Original article date: 20/03/2018


Misidentification led to 22 percent of hunting-related deaths in the last 10 years, so police and the Mountain Safety Council are warning hunters to be wary as they head out into the bush later this month.

The deer-hunting season, or "roar", starts on March 25, with hunters to go out to new or favourite spots across New Zealand.

Statistics from 2007-2016 show that 45 percent of hunting fatalities involved a firearm, with 22 percent of all deaths coming from hunters not properly identifying their prey and shooting another hunter.

About 195,000 people take part in hunting in New Zealand annually, with the majority of injuries, deaths and search and rescue operations taking place in the central North Island.

On average, 1030 people are injured while hunting in New Zealand each year - 47 people were killed hunting between 2007 and 2016, 22 of which involved a firearm.

Acting Superintendent Mike McIlraith says the responsibility is always on the shooter to positively identify their target.
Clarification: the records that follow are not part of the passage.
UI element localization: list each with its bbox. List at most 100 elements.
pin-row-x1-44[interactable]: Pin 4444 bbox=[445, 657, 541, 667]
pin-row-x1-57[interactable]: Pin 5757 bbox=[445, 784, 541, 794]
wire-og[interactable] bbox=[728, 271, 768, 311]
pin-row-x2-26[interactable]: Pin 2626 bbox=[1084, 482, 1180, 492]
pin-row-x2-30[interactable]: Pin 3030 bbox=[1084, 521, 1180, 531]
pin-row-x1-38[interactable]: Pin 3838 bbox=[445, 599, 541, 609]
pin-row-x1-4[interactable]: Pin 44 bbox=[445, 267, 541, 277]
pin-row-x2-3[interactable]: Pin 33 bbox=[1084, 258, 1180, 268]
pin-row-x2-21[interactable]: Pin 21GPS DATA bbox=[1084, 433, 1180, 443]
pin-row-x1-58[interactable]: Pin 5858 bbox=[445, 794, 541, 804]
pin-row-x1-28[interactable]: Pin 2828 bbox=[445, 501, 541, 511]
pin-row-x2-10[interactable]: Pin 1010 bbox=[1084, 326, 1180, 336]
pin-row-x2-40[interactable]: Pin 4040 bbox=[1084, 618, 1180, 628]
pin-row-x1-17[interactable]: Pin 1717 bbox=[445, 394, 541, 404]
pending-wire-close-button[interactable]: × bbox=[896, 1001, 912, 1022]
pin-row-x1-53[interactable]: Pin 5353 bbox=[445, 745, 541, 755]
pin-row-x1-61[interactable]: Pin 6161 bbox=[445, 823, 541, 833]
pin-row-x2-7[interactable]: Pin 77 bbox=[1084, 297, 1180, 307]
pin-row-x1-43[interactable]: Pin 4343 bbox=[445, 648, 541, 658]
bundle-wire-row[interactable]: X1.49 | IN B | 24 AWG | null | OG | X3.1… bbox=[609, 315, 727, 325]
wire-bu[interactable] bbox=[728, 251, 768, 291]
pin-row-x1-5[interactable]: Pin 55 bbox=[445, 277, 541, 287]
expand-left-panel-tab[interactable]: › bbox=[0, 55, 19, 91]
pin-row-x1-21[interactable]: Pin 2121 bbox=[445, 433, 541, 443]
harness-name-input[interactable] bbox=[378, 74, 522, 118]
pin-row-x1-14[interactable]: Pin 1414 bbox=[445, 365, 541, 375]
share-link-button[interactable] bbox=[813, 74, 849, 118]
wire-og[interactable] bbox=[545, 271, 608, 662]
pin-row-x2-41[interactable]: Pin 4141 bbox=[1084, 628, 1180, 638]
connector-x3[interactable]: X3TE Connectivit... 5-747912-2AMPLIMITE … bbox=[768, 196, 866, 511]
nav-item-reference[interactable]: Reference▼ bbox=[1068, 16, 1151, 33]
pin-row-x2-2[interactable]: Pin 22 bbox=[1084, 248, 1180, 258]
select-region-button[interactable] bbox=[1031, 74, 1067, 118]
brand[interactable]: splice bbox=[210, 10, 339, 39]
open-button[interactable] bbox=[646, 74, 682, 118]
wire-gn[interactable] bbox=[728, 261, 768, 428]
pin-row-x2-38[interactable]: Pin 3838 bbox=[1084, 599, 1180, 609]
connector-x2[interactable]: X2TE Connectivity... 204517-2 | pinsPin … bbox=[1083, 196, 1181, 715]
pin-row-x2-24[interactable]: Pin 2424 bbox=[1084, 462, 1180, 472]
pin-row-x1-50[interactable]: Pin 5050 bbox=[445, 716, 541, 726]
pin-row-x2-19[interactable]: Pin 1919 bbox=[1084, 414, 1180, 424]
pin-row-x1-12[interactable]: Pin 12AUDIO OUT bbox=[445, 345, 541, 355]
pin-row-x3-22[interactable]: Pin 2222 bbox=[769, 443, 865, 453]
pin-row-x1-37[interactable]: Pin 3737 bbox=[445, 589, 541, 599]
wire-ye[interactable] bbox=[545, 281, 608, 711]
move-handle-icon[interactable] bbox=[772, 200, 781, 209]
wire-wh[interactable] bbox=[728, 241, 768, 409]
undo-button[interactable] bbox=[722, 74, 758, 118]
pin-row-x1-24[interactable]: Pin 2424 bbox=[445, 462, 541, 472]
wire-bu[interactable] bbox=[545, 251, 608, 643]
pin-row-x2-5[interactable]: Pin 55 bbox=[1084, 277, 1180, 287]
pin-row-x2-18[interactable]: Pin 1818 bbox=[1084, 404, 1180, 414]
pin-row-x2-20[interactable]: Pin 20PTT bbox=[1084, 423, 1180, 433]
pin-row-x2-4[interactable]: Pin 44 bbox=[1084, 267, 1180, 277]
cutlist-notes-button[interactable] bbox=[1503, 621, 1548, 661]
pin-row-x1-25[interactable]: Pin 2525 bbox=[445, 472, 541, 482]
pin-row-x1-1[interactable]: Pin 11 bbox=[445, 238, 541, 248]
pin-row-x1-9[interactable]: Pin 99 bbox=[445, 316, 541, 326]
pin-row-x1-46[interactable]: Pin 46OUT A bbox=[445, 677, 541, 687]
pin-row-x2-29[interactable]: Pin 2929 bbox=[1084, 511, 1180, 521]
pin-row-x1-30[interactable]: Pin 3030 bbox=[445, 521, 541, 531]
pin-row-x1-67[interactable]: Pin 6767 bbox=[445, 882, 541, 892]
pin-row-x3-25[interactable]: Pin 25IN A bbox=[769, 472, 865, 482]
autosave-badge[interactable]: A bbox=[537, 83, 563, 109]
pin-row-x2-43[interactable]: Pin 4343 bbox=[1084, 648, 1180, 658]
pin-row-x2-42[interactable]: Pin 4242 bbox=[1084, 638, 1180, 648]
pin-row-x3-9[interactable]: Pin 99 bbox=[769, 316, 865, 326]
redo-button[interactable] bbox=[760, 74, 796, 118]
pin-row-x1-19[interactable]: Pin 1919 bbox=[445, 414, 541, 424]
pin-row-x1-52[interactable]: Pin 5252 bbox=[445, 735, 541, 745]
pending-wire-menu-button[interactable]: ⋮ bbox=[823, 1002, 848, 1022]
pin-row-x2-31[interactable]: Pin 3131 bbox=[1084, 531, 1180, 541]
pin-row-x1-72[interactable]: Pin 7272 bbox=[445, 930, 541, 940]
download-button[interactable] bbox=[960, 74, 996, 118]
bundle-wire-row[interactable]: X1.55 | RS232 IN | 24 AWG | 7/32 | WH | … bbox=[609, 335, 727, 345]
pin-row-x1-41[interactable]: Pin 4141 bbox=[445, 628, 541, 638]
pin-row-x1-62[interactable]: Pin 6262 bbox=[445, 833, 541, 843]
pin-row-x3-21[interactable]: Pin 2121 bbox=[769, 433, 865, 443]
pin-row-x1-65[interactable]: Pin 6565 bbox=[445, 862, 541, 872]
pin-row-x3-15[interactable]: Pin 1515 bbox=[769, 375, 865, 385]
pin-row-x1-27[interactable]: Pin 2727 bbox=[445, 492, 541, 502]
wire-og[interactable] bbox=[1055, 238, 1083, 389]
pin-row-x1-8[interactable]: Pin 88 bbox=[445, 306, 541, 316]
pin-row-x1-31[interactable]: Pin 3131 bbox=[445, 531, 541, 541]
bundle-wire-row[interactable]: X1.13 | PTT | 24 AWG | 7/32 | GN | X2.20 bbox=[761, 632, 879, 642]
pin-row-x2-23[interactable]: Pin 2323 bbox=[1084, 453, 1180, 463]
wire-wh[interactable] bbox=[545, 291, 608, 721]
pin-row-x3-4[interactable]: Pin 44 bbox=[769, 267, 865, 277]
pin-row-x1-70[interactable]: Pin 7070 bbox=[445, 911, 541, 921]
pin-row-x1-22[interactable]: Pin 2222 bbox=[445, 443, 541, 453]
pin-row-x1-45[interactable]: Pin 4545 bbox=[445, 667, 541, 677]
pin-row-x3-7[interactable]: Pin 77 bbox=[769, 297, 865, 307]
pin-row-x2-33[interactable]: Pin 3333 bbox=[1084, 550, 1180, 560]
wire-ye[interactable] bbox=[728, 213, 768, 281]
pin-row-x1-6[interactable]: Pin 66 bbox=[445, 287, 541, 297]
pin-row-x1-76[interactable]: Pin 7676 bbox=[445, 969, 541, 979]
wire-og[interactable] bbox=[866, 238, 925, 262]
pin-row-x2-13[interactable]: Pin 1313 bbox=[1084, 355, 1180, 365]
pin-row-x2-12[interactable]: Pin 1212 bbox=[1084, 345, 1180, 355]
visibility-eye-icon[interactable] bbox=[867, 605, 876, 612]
"The consequences of failing to fully identify a target beyond all doubt are immediate, tragic and catastrophic," he said.

The Mountain Safety Council's insights into hunting season shows that 92 percent of misidentified target incidents occur when the individuals involved are less than 75 metres apart.

Acting Supt McIlraith said anyone planning to use a firearm is required to have a valid firearms licence and comply with the New Zealand Arms Code.

"If you do not have a licence you must be with someone who does, and they in turn must supervise the unlicensed person closely.

"It's also important to take care in the outdoors - watch your footing, know your limits, and look out for each other.

"Plan your trip, tell someone your plans, and take sufficient supplies, including a personal locator beacon."